The use of the yellow city bikes bike-sharing system in the Helsinki metropolitan area is more popular among young people with higher education and with higher incomes than among the rest. This is one of the findings of a new master’s thesis.
The master’s thesis in Social Sciences of Sport by Tuija Mikkonen examines the users and non-users of city bikes in Helsinki, Espoo and Vantaa. She produced her thesis in cooperation with Helsinki Region Transport HSL.
“We possess knowledge of the use and the reasons for the use of city bikes. We knew less about the reasons for not using city bikes,” says HSL Senior Advisor Tarja Jääskeläinen, who supervised Mikkonen’s thesis at HSL.
“We wanted to study this subject more, in order to be better able to plan the future of the city bikes bike-sharing system and to promote sustainable mobility.”
The number of bike-sharing systems has been on a sharp rise in Finland in recent years, as well as in many other countries. The first comprehensive bike-sharing system in Finland was the city bikes system launched in Helsinki in 2016, after which many other cities have followed suit. Bike-sharing is seen as one of the best mobility solutions in the fight against climate change. In addition, bike-sharing can generate significant health and economic benefits.
Previous surveys have shown that the current bike-sharing systems do not serve all potential users equally, and the users of bike-sharing represent a homogeneous group.
Users of bike-sharing are more educated and have higher incomes than average
Mikkonen’s master’s thesis explains that there are several statistically significant differences between bike-sharing users and non-users. Average bike-sharing users are younger and have higher degrees and higher incomes than non-users. Furthermore, the perceived ability to function and health of bike-sharing users are better than average.
Mikkonen discovered for her thesis that the main reasons for opting for bike-sharing were practicality and independence of timetables. Non-use by respondents was often due to the use of their own bikes or a feeling that the system was difficult to use. Non-use in Espoo and Vantaa was more often than in Helsinki due to lack of bike-sharing docking stations along the respondents’ way.
“The ease of use of the system should be improved in all possible aspects,” Jääskeläinen says, adding that the current bike-sharing agreements in the cities served by HSL are effective until 2025. “Our goal is to have increasingly diverse users for the city bikes in the future.”
The data for the thesis was gathered in December 2019 with an online survey through HSL’s customer feedback channels. The survey was taken by 3,400 respondents, 40 percent of whom had used HSL city bikes and 60 percent had not.
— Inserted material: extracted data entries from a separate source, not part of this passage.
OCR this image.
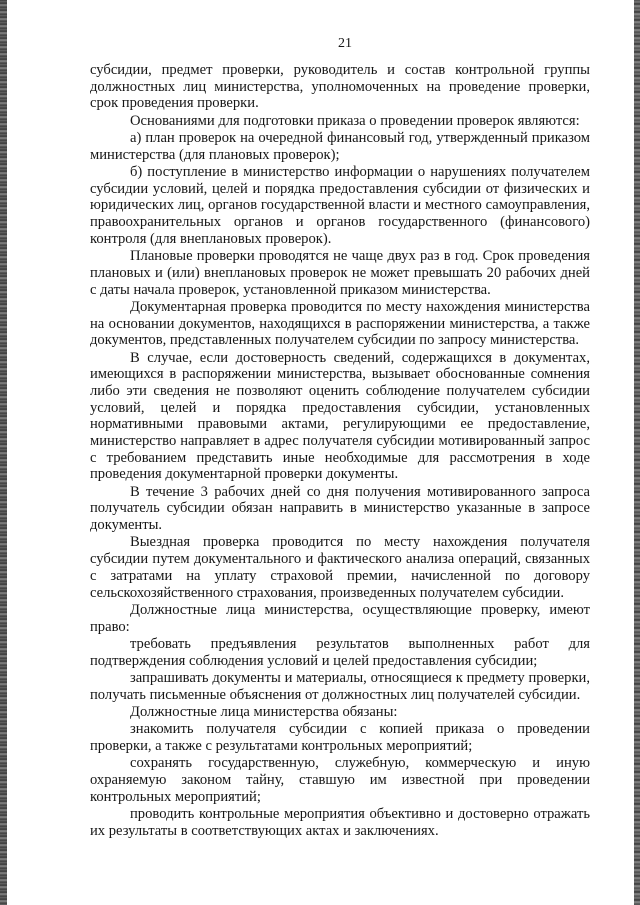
21

субсидии, предмет проверки, руководитель и состав контрольной группы должностных лиц министерства, уполномоченных на проведение проверки, срок проведения проверки.

Основаниями для подготовки приказа о проведении проверок являются:

а) план проверок на очередной финансовый год, утвержденный приказом министерства (для плановых проверок);

б) поступление в министерство информации о нарушениях получателем субсидии условий, целей и порядка предоставления субсидии от физических и юридических лиц, органов государственной власти и местного самоуправления, правоохранительных органов и органов государственного (финансового) контроля (для внеплановых проверок).

Плановые проверки проводятся не чаще двух раз в год. Срок проведения плановых и (или) внеплановых проверок не может превышать 20 рабочих дней с даты начала проверок, установленной приказом министерства.

Документарная проверка проводится по месту нахождения министерства на основании документов, находящихся в распоряжении министерства, а также документов, представленных получателем субсидии по запросу министерства.

В случае, если достоверность сведений, содержащихся в документах, имеющихся в распоряжении министерства, вызывает обоснованные сомнения либо эти сведения не позволяют оценить соблюдение получателем субсидии условий, целей и порядка предоставления субсидии, установленных нормативными правовыми актами, регулирующими ее предоставление, министерство направляет в адрес получателя субсидии мотивированный запрос с требованием представить иные необходимые для рассмотрения в ходе проведения документарной проверки документы.

В течение 3 рабочих дней со дня получения мотивированного запроса получатель субсидии обязан направить в министерство указанные в запросе документы.

Выездная проверка проводится по месту нахождения получателя субсидии путем документального и фактического анализа операций, связанных с затратами на уплату страховой премии, начисленной по договору сельскохозяйственного страхования, произведенных получателем субсидии.

Должностные лица министерства, осуществляющие проверку, имеют право:

требовать предъявления результатов выполненных работ для подтверждения соблюдения условий и целей предоставления субсидии;

запрашивать документы и материалы, относящиеся к предмету проверки, получать письменные объяснения от должностных лиц получателей субсидии.

Должностные лица министерства обязаны:

знакомить получателя субсидии с копией приказа о проведении проверки, а также с результатами контрольных мероприятий;

сохранять государственную, служебную, коммерческую и иную охраняемую законом тайну, ставшую им известной при проведении контрольных мероприятий;

проводить контрольные мероприятия объективно и достоверно отражать их результаты в соответствующих актах и заключениях.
Well planned is more than half done
A bike-sharing system is usually an expensive investment, so it should be planned with care.
“It should be investigated well in advance whether bike-sharing is truly the right answer to the question of raising the share of cycling of all journeys in the city or in the municipality. It should also be noted that the potential benefits of the system are not achieved if the system has no users or if the use of the system increases only among those users who would favour sustainable modes of transit in any case,” Mikkonen says.
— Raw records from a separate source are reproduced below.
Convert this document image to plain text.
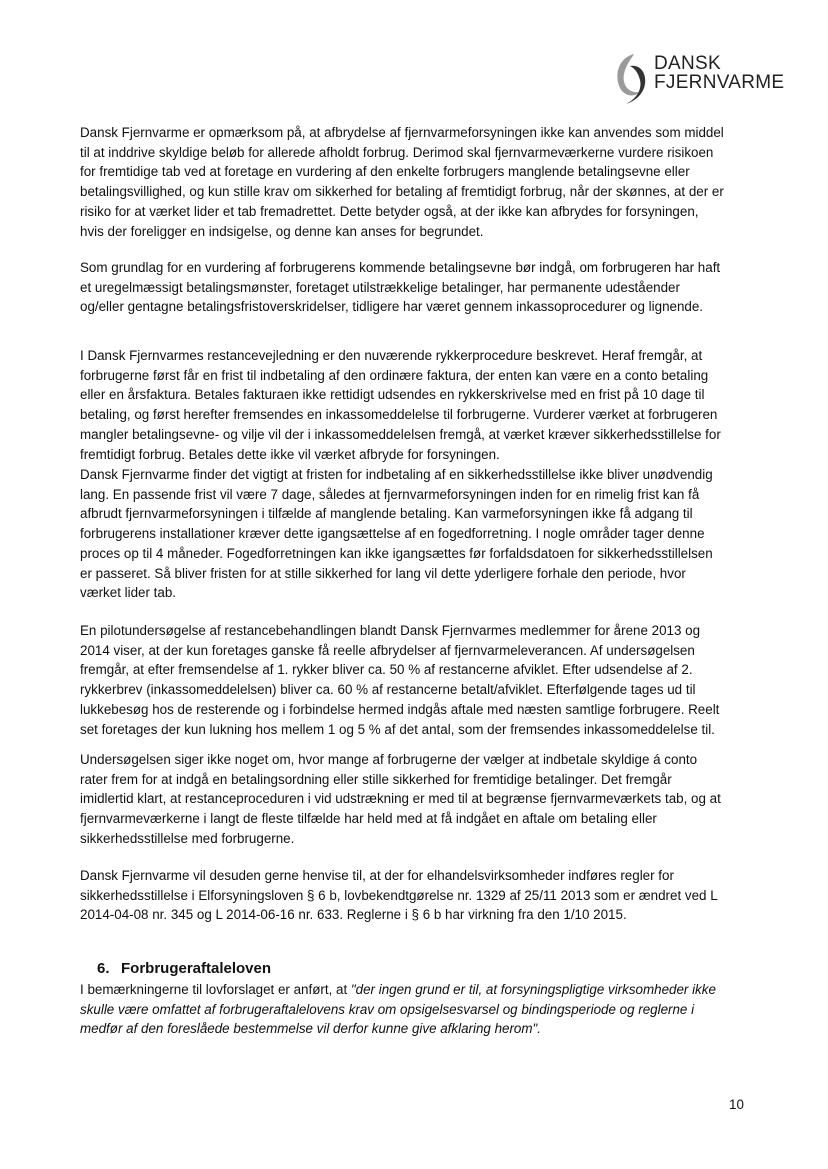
DANSK
FJERNVARME
Dansk Fjernvarme er opmærksom på, at afbrydelse af fjernvarmeforsyningen ikke kan anvendes som middel
til at inddrive skyldige beløb for allerede afholdt forbrug. Derimod skal fjernvarmeværkerne vurdere risikoen
for fremtidige tab ved at foretage en vurdering af den enkelte forbrugers manglende betalingsevne eller
betalingsvillighed, og kun stille krav om sikkerhed for betaling af fremtidigt forbrug, når der skønnes, at der er
risiko for at værket lider et tab fremadrettet. Dette betyder også, at der ikke kan afbrydes for forsyningen,
hvis der foreligger en indsigelse, og denne kan anses for begrundet.
Som grundlag for en vurdering af forbrugerens kommende betalingsevne bør indgå, om forbrugeren har haft
et uregelmæssigt betalingsmønster, foretaget utilstrækkelige betalinger, har permanente udeståender
og/eller gentagne betalingsfristoverskridelser, tidligere har været gennem inkassoprocedurer og lignende.
I Dansk Fjernvarmes restancevejledning er den nuværende rykkerprocedure beskrevet. Heraf fremgår, at
forbrugerne først får en frist til indbetaling af den ordinære faktura, der enten kan være en a conto betaling
eller en årsfaktura. Betales fakturaen ikke rettidigt udsendes en rykkerskrivelse med en frist på 10 dage til
betaling, og først herefter fremsendes en inkassomeddelelse til forbrugerne. Vurderer værket at forbrugeren
mangler betalingsevne- og vilje vil der i inkassomeddelelsen fremgå, at værket kræver sikkerhedsstillelse for
fremtidigt forbrug. Betales dette ikke vil værket afbryde for forsyningen.
Dansk Fjernvarme finder det vigtigt at fristen for indbetaling af en sikkerhedsstillelse ikke bliver unødvendig
lang. En passende frist vil være 7 dage, således at fjernvarmeforsyningen inden for en rimelig frist kan få
afbrudt fjernvarmeforsyningen i tilfælde af manglende betaling. Kan varmeforsyningen ikke få adgang til
forbrugerens installationer kræver dette igangsættelse af en fogedforretning. I nogle områder tager denne
proces op til 4 måneder. Fogedforretningen kan ikke igangsættes før forfaldsdatoen for sikkerhedsstillelsen
er passeret. Så bliver fristen for at stille sikkerhed for lang vil dette yderligere forhale den periode, hvor
værket lider tab.
En pilotundersøgelse af restancebehandlingen blandt Dansk Fjernvarmes medlemmer for årene 2013 og
2014 viser, at der kun foretages ganske få reelle afbrydelser af fjernvarmeleverancen. Af undersøgelsen
fremgår, at efter fremsendelse af 1. rykker bliver ca. 50 % af restancerne afviklet. Efter udsendelse af 2.
rykkerbrev (inkassomeddelelsen) bliver ca. 60 % af restancerne betalt/afviklet. Efterfølgende tages ud til
lukkebesøg hos de resterende og i forbindelse hermed indgås aftale med næsten samtlige forbrugere. Reelt
set foretages der kun lukning hos mellem 1 og 5 % af det antal, som der fremsendes inkassomeddelelse til.
Undersøgelsen siger ikke noget om, hvor mange af forbrugerne der vælger at indbetale skyldige á conto
rater frem for at indgå en betalingsordning eller stille sikkerhed for fremtidige betalinger. Det fremgår
imidlertid klart, at restanceproceduren i vid udstrækning er med til at begrænse fjernvarmeværkets tab, og at
fjernvarmeværkerne i langt de fleste tilfælde har held med at få indgået en aftale om betaling eller
sikkerhedsstillelse med forbrugerne.
Dansk Fjernvarme vil desuden gerne henvise til, at der for elhandelsvirksomheder indføres regler for
sikkerhedsstillelse i Elforsyningsloven § 6 b, lovbekendtgørelse nr. 1329 af 25/11 2013 som er ændret ved L
2014-04-08 nr. 345 og L 2014-06-16 nr. 633. Reglerne i § 6 b har virkning fra den 1/10 2015.
6. Forbrugeraftaleloven
I bemærkningerne til lovforslaget er anført, at "der ingen grund er til, at forsyningspligtige virksomheder ikke
skulle være omfattet af forbrugeraftalelovens krav om opsigelsesvarsel og bindingsperiode og reglerne i
medfør af den foreslåede bestemmelse vil derfor kunne give afklaring herom".
10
The city bikes bike-sharing system seems to have had an overall beneficial effect on cycling in the Helsinki metropolitan area. For example, about 30 percent of city bikes users in Helsinki, about 40 percent in Espoo and nearly 50 percent in Vantaa, reported in the user surveys having replaced journeys by private car with city bikes. The number of journeys with city bikes is so high in Helsinki and Espoo that it boosts growth in cycling overall. So far the use of the city bikes system has been modest in Vantaa.